Em Janeiro de 2000 a administração de George W. Bush começou a utilizar a base de Cuba para detenção de suspeitos de terrorismo e Alberto Gonzales, procurador-geral entre 2005 e 2007, chegou a argumentar que "prisoneiros não-combatentes" estrangeiros poderiam ser submetidos, fora dos Estados Unidos, a técnicas de interrogatório não-letais proibidas pela legislação norte-americana e a lei internacional.
No rescaldo das polémicas sobre técnicas de tortura aplicadas pela CIA no âmbito do programas de "entregas extraordinárias" para prisão e interrogatório de suspeitos a países como Síria, Tailândia, Roménia ou Polónia, a Comissão de Supervisão dos Serviços de Informação concluiu, em 2014, pela ineficácia de "interrogatórios reforçados", incluindo asfixia, privação de sono ou simulação de execuções, por exemplo.
A relevância do recurso corrente e recorrente a tortura para recolha de elementos fidedignos e propiciadores de acção eficaz, no imediato e a prazo, alegada pela CIA foi, então, posta em causa no Congresso e o presidente Barack Obama admitiu publicamente que teriam sido violados valores democráticos fundamentais.
O exército, por sua vez, excluíra expressamente do seu «Manual de Interrogatório» a «tortura» e «tratamentos cruéis e degradantes» nos termos das Convenções de Genebra, independentemente do estatuto legal do prisioneiro.
Sem acordo no Congresso e ante a recusa de governos estaduais para um compromisso quanto a julgamento e detenção de suspeitos submetidos a torturas ou presos no estrangeiro a administração democrática viu-se, contudo, incapaz de cumprir a promessa de encerrar Guantánamo.
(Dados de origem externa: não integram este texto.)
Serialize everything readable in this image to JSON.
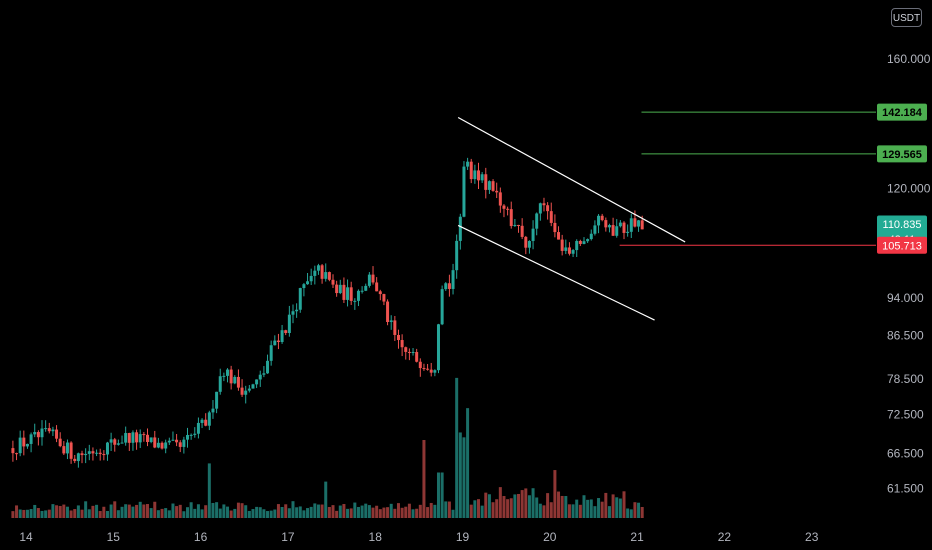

O programa de tortura da CIA foi cancelado em 2009, sem que responsáveis ou operacionais da agência fossem levados a tribunal.
Obama, a par da luz verde a programas de escutas em larga escala a aliados e inimigos estrangeiros, ampliava, entretanto, a política de assassínio de suspeitos e terroristas confessos no estrangeiro, incluindo cidadãos norte-americanos, designadamente através do recurso a aparelhos voadores não-tripulados.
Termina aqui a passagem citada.